Ballista Python Bindings¶
Ballista provides Python bindings, allowing SQL and DataFrame queries to be executed from the Python shell.
Like PySpark, it allows you to build a plan through SQL or a DataFrame API against Parquet, CSV, JSON, and other popular file formats files, run it in a distributed environment, and obtain the result back in Python.
Connecting to a Cluster¶
The following code demonstrates how to create a Ballista context and connect to a scheduler.
If you are running a standalone cluster (runs locally), all you need to do is call the stand alone cluster method standalone()
or your BallistaContext. If you are running a cluster in remote mode, you need to provide the URL Ballista.remote("http://my-remote-ip:50050")
.
>>> from ballista import BallistaBuilder
>>> # for a standalone instance
>>> # Ballista will initiate with an empty config
>>> # set config variables with `config()`
>>> ballista = BallistaBuilder()\
>>> .config("ballista.job.name", "example ballista")
>>>
>>> ctx = ballista.standalone()
>>>
>>> # for a remote instance provide the URL
>>> ctx = ballista.remote("df://url-path-to-scheduler:50050")
SQL¶
The Python bindings support executing SQL queries as well.
Registering Tables¶
Before SQL queries can be executed, tables need to be registered with the context.
Tables can be registered against the context by calling one of the register
methods, or by executing SQL.
>>> ctx.register_parquet("trips", "/mnt/bigdata/nyctaxi")
>>> ctx.sql("CREATE EXTERNAL TABLE trips STORED AS PARQUET LOCATION '/mnt/bigdata/nyctaxi'")
Executing Queries¶
The sql
method creates a DataFrame
. The query is executed when an action such as show
or collect
is executed.
Showing Query Results¶
>>> df = ctx.sql("SELECT count(*) FROM trips")
>>> df.show()
+-----------------+
| COUNT(UInt8(1)) |
+-----------------+
| 9071244 |
+-----------------+
Collecting Query Results¶
The collect
method executes the query and returns the results in
PyArrow record batches.
>>> df = ctx.sql("SELECT count(*) FROM trips")
>>> df.collect()
[pyarrow.RecordBatch
COUNT(UInt8(1)): int64]
Viewing Query Plans¶
The explain
method can be used to show the logical and physical query plans for a query.
>>> df.explain()
+---------------+-------------------------------------------------------------+
| plan_type | plan |
+---------------+-------------------------------------------------------------+
| logical_plan | Projection: #COUNT(UInt8(1)) |
| | Aggregate: groupBy=[[]], aggr=[[COUNT(UInt8(1))]] |
| | TableScan: trips projection=[VendorID] |
| physical_plan | ProjectionExec: expr=[COUNT(UInt8(1))@0 as COUNT(UInt8(1))] |
| | ProjectionExec: expr=[9071244 as COUNT(UInt8(1))] |
| | EmptyExec: produce_one_row=true |
| | |
+---------------+-------------------------------------------------------------+
DataFrame¶
The following example demonstrates creating arrays with PyArrow and then creating a Ballista DataFrame.

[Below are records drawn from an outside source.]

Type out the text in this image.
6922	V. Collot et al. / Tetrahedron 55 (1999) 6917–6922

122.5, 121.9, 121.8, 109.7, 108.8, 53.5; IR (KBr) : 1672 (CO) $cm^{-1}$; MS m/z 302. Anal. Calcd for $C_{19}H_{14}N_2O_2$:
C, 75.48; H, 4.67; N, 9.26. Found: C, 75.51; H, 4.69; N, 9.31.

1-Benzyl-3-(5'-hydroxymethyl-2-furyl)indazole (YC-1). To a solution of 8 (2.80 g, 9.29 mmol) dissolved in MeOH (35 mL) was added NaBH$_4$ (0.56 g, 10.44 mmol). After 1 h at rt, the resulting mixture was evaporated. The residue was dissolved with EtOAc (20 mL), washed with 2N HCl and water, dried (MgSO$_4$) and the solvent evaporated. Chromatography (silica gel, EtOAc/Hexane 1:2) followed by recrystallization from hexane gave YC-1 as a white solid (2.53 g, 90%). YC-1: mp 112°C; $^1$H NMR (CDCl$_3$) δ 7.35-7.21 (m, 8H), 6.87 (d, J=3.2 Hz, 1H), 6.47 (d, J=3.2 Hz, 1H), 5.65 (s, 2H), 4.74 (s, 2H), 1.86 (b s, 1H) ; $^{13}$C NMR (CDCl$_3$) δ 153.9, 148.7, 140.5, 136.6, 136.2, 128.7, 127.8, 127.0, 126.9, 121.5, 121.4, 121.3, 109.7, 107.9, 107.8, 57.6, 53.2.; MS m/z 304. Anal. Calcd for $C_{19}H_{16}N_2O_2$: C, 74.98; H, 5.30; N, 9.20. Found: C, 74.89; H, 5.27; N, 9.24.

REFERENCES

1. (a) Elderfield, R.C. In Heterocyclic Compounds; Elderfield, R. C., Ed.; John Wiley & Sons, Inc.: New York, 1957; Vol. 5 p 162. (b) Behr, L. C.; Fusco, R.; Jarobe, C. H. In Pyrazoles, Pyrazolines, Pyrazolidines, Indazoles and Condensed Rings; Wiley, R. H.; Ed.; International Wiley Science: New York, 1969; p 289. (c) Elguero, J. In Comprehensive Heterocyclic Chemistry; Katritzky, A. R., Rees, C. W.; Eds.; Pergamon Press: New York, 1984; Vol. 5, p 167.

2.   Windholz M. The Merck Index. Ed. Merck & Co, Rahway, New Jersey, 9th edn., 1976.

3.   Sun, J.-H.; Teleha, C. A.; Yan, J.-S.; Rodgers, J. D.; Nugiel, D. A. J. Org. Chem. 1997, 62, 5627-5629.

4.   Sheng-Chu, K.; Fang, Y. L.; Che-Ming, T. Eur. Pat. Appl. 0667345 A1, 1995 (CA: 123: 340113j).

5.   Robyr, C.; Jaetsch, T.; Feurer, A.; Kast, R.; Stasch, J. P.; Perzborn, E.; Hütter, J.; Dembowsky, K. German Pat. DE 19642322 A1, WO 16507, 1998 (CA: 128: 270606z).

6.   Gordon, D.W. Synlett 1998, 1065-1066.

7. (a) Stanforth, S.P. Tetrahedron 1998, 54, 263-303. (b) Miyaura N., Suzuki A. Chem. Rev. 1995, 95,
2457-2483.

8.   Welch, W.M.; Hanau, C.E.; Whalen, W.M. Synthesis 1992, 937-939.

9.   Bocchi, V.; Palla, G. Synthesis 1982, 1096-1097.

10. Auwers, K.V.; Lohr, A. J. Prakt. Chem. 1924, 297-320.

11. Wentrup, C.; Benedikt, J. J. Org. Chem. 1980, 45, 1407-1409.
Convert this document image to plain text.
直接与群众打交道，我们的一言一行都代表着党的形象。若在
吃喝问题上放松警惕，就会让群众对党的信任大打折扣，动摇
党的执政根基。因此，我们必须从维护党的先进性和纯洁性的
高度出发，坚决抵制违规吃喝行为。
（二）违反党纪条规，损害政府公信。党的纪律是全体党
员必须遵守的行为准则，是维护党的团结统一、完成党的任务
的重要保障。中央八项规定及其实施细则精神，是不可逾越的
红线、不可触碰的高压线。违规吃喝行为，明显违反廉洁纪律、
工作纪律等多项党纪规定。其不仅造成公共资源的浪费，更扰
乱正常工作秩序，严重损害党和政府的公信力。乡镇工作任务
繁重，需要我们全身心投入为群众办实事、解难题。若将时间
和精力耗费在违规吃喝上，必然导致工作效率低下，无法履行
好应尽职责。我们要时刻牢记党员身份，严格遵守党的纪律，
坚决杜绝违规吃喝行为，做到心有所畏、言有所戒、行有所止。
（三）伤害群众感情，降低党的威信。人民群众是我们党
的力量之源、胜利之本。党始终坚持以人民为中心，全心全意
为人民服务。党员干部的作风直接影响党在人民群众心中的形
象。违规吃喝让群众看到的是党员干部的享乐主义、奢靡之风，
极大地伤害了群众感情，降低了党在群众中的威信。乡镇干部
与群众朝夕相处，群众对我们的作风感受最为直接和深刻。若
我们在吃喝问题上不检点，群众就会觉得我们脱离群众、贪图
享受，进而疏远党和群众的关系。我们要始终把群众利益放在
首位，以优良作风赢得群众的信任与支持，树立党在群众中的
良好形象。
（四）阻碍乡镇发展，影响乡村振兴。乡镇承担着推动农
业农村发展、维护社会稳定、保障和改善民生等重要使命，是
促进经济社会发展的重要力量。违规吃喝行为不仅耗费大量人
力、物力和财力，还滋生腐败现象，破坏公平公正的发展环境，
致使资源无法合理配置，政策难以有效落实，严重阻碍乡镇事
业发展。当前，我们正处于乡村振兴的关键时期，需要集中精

from ballista import BallistaBuilder
import pyarrow
# an alias
# TODO implement Functions
f = ballista.functions
# create a context
ctx = Ballista().standalone()
# create a RecordBatch and a new DataFrame from it
batch = pyarrow.RecordBatch.from_arrays(
[pyarrow.array([1, 2, 3]), pyarrow.array([4, 5, 6])],
names=["a", "b"],
)
df = ctx.create_dataframe([[batch]])
# create a new statement
df = df.select(
f.col("a") + f.col("b"),
f.col("a") - f.col("b"),
)
# execute and collect the first (and only) batch
result = df.collect()[0]
assert result.column(0) == pyarrow.array([5, 7, 9])
assert result.column(1) == pyarrow.array([-3, -3, -3])
User Defined Functions¶
The underlying DataFusion query engine supports Python UDFs but this functionality has not yet been implemented in Ballista. It is planned for a future release. The tracking issue is #173.